After the iPad was announced in January 2010, I wrote a blog post titled “iPad is a bit underwhelming,” in which I pointed out that Apple was “trying to create a third category of devices somewhere in between a smartphone and a laptop, but the problem with the iPad is that it doesn’t do anything that you can’t already do with a smartphone and a laptop.
I wasn’t entirely correct. Tablets like the iPad do make it easier to do certain tasks that are hard to do on a small screen with a tiny on-screen keyboard and drawing surface, and awkward to do on a larger laptop that you can’t easily use while standing
The market certainly didn’t validate my comments. For the first few years of its life, iPad sales were spectacular. As of last month, Apple had sold a total of 200 million iPads during a period when PC sales were in a sharp decline.
As per competition, Apple is still the largest single tablet maker, but Android tablets — some of which are much less expensive than iPads — are collectively outselling Apple. According to Gartner, Apple had a 36 percent market share in 2013, down from 53 percent in 2012. Android tablets, meanwhile, claimed a 62 percent market share in 2013, up from 46 percent the year before. Microsoft had only 2.1 percent share last year.

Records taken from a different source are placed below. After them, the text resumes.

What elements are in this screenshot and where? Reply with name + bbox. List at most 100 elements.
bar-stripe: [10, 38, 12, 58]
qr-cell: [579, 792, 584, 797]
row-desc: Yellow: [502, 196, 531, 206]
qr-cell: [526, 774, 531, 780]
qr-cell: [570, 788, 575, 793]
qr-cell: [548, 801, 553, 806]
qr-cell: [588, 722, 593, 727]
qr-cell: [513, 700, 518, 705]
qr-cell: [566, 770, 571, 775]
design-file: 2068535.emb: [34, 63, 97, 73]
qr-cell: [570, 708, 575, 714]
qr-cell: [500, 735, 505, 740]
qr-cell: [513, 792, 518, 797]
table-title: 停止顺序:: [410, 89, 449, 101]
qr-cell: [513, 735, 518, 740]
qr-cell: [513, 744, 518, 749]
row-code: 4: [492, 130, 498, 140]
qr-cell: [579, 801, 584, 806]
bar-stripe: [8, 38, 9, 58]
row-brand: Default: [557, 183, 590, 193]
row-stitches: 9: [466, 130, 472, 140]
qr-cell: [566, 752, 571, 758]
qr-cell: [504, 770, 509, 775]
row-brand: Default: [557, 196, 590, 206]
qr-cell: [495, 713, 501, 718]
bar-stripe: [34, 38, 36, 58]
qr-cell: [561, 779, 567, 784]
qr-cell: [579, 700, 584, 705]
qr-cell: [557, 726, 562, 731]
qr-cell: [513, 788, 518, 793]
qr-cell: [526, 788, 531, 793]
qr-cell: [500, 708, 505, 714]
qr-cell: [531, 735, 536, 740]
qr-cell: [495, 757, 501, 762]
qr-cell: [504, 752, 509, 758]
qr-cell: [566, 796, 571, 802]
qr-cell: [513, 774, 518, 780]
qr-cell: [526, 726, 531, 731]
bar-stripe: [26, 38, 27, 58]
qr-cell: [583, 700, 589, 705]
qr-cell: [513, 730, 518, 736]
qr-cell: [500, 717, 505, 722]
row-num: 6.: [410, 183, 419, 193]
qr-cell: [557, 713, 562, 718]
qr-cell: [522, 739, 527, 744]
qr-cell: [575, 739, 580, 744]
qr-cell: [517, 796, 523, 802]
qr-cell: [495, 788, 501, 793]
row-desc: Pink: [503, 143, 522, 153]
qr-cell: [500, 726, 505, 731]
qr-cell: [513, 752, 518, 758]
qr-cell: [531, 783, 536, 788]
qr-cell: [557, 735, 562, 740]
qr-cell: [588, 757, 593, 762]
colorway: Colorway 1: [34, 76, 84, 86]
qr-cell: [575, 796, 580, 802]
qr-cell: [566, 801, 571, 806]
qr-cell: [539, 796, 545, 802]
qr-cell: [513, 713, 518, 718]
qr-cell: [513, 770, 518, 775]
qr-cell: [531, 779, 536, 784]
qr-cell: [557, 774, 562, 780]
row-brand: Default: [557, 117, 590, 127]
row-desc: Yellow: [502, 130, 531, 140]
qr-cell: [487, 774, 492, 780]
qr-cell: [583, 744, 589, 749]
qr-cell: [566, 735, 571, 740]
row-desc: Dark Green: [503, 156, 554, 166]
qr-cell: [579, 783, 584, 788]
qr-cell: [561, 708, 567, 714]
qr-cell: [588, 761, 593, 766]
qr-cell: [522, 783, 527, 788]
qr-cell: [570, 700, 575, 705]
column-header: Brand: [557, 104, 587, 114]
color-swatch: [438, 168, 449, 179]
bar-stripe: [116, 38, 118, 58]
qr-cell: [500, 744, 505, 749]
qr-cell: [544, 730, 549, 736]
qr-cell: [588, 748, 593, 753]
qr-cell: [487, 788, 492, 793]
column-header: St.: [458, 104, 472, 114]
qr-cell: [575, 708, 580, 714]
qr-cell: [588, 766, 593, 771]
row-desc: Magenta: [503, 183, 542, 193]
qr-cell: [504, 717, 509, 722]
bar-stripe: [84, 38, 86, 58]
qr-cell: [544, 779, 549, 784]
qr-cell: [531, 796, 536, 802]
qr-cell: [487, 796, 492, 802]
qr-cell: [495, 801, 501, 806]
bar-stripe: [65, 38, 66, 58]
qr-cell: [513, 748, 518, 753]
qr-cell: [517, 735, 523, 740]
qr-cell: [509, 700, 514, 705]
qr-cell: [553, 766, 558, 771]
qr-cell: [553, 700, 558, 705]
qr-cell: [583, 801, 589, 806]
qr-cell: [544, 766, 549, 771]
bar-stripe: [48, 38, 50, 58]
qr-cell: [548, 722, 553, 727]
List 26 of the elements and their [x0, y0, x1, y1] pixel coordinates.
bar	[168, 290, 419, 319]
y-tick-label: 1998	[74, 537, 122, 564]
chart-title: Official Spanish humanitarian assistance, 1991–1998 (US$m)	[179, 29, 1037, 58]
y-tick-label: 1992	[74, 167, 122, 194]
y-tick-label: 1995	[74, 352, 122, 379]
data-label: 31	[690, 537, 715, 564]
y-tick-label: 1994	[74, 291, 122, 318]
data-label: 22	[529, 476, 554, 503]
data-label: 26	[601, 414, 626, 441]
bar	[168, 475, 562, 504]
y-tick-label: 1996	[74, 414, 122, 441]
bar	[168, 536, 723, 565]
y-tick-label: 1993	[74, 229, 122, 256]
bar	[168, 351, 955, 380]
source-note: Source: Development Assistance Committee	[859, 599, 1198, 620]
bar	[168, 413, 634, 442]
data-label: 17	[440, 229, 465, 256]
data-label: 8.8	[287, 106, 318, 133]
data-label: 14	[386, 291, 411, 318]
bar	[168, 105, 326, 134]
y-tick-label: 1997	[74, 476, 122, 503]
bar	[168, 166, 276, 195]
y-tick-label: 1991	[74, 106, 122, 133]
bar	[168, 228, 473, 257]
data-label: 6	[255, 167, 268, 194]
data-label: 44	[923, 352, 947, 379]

But iPad sales are on the decline. During last week’s earning report, Apple CEO Tim Cook reported that unit sales fell 9 percent from the same period last year — the fourth sales decline in the past five quarters. But Apple’s personal computer sales are going in the other direction. It sold 4.4 million Macs during the quarter, up 18 percent from the same period last year.
iPhones are also flying off the shelves, despite widespread reports that there will be a much-improved version coming out this fall. Apple sold 35.2 million of the little phones last quarter, a 13 percent increase over the same period last year.
As someone who called the iPad “underwhelming,” it would be easy (though not really forgivable) for me to gloat over the decline in iPad sales along with the increase in Mac and iPhone sales, but even a few quarters does not necessarily indicate a permanent trend.
Just as some thought the PC was dying –Apple is one of the few companies not to experience a steady sales decline in its PC, the Mac, over the past few years — I’m not about to declare the death of the tablet. To the contrary, I think tablets are here to stay and will play an increasing role in the technology landscape. One reason for this belief is the recent announcement that IBM and Apple are teaming up to promote iPad sales in large enterprises.
Young people are accustomed to touch-screen interfaces, and as they enter the workforce, more and more of them will want the simplicity of a tablet over a PC for many tasks. Tablets make sense for anyone who needs to consume data while mobile. It’s a lot easier to take a tablet out of your bag or purse than to pull out a laptop if you want to look something up. And depending on the size and the brand, they can be cheaper than PCs, though that’s not necessarily the case with some iPads.
Tablets also have some interesting uses where laptops can’t go. Just about every pilot I know — including all who work for American Airlines — uses a tablet in-flight. In announcing its iPad program last year, American Airlines Vice President David Campbell said that “removing the kit bag (of paper-based reference material) from all of our planes saves a minimum of 400,000 gallons and $1.2 million of fuel annually based on current fuel prices. Additionally, each of the more than 8,000 iPads we have deployed to date replaces more than 3,000 pages of paper previously carried by every active pilot and instructor. Altogether, 24 million pages of paper documents have been eliminated.”
Personally, I own an iPad mini and two Android tablets, but hardly ever use them, except for reading. I typically look at my smartphone several times an hour and use my PC and Macs throughout most days.
A lot of people have said that a PC is better for creating content while a tablet is great for consuming it. But I’m more likely to use my MacBook Air to watch video because I can easily place it on a table, airline tray or a pillow in bed without having to find a way to prop up the screen, And even though a phone isn’t the best device for reading books or watching video, it’s the one device I have with me all the time, so I often find myself reading or viewing on my phone simply because it’s handy.
I don’t know what future PC and tablet sales will be, but I do see a role for both. And apparently so does Apple which, last quarter, took in almost as much revenue for its Macs than it did for its iPads.